The strength of the FPGA PRAM implementation lies not in pattern density (for in this area the ASIC implementation is clearly superior) but in the inherent flexibility of firmware. Using an FPGA to model a subset of a PRAM device enables circuit designers to quickly design, implement, and evaluate new features such as pipelined operation, high speed serial I/O, etc. The effect these changes have on the overall system can then be evaluated quickly.
In our experience we have found that logic blocks which have been optimized for fine-grain ASIC architectures often do not implement efficiently in coarse-grain FPGA logic cells. For example, the CAM cell is fully programmable and requires SRAM cells to store the pattern bits and comparator circuit for each bit. These CAM bits (which take up just a few transistors in an ASIC) would consume many logic cells in an FPGA and this leads to an inefficient use of logic resources. Our solution to this is to implement equivalent CAM cell functionality in such a way to take advantage of the Xilinx UltraScale SLICE-M logic cell architecture. (A side benefit of this new CAM cell design is that full ternary bit matching is supported with no additional logic resources consumed in the FPGA.) Likewise, cascaded Fischer trees used in ASIC PRAM backend for sorting and zero-suppression readout logic are large and slow when implemented in the FPGA. In this case, the FPGA backend logic was completely redesigned to use a multi-stage pipeline in order to meet our performance goals.

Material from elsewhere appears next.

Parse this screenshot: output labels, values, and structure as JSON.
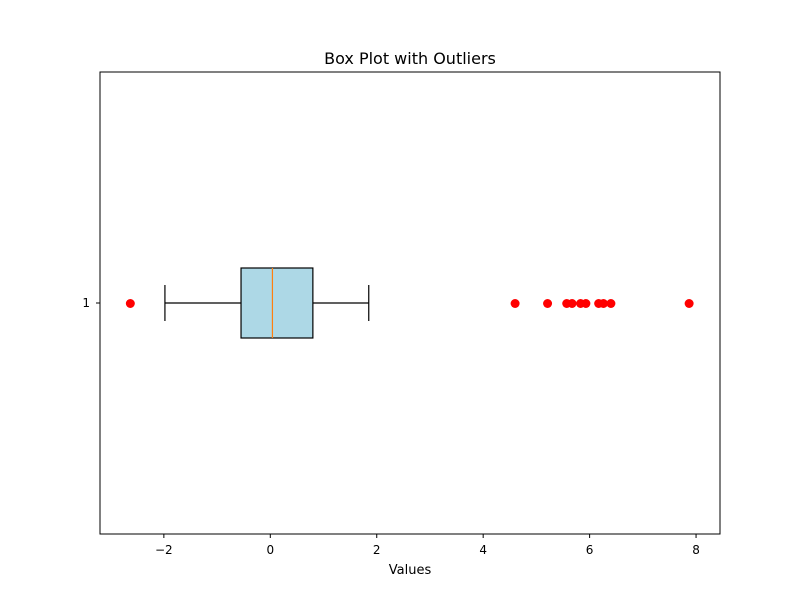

Despite extensive optimizations, large modern FPGAs are only able to implement subset of what could be achieved in an ASIC-based PRAM design. We have successfully implemented 1k (32x32) to 4k (64x64) associative memory pattern arrays and these designs consume 22% and 78% of a Kintex UltraScale KU040 FPGA. In the slowest speed grade device we are able to achieve 250MHz operation with a fixed output latency of 7 clock cycles.
The UltraScale FPGA-based PRAM design allows us to test new system interfaces such as single-ended parallel DDR buses, serialized LVDS, and high speed CML serial (GTX/GTH transceivers) up to 16 Gbps. A new mezzanine card, which is compatible with our Pulsar IIb board, has been designed to support both the ASIC and FPGA designs side-by-side for silicon based Level-1 tracking trigger R&D.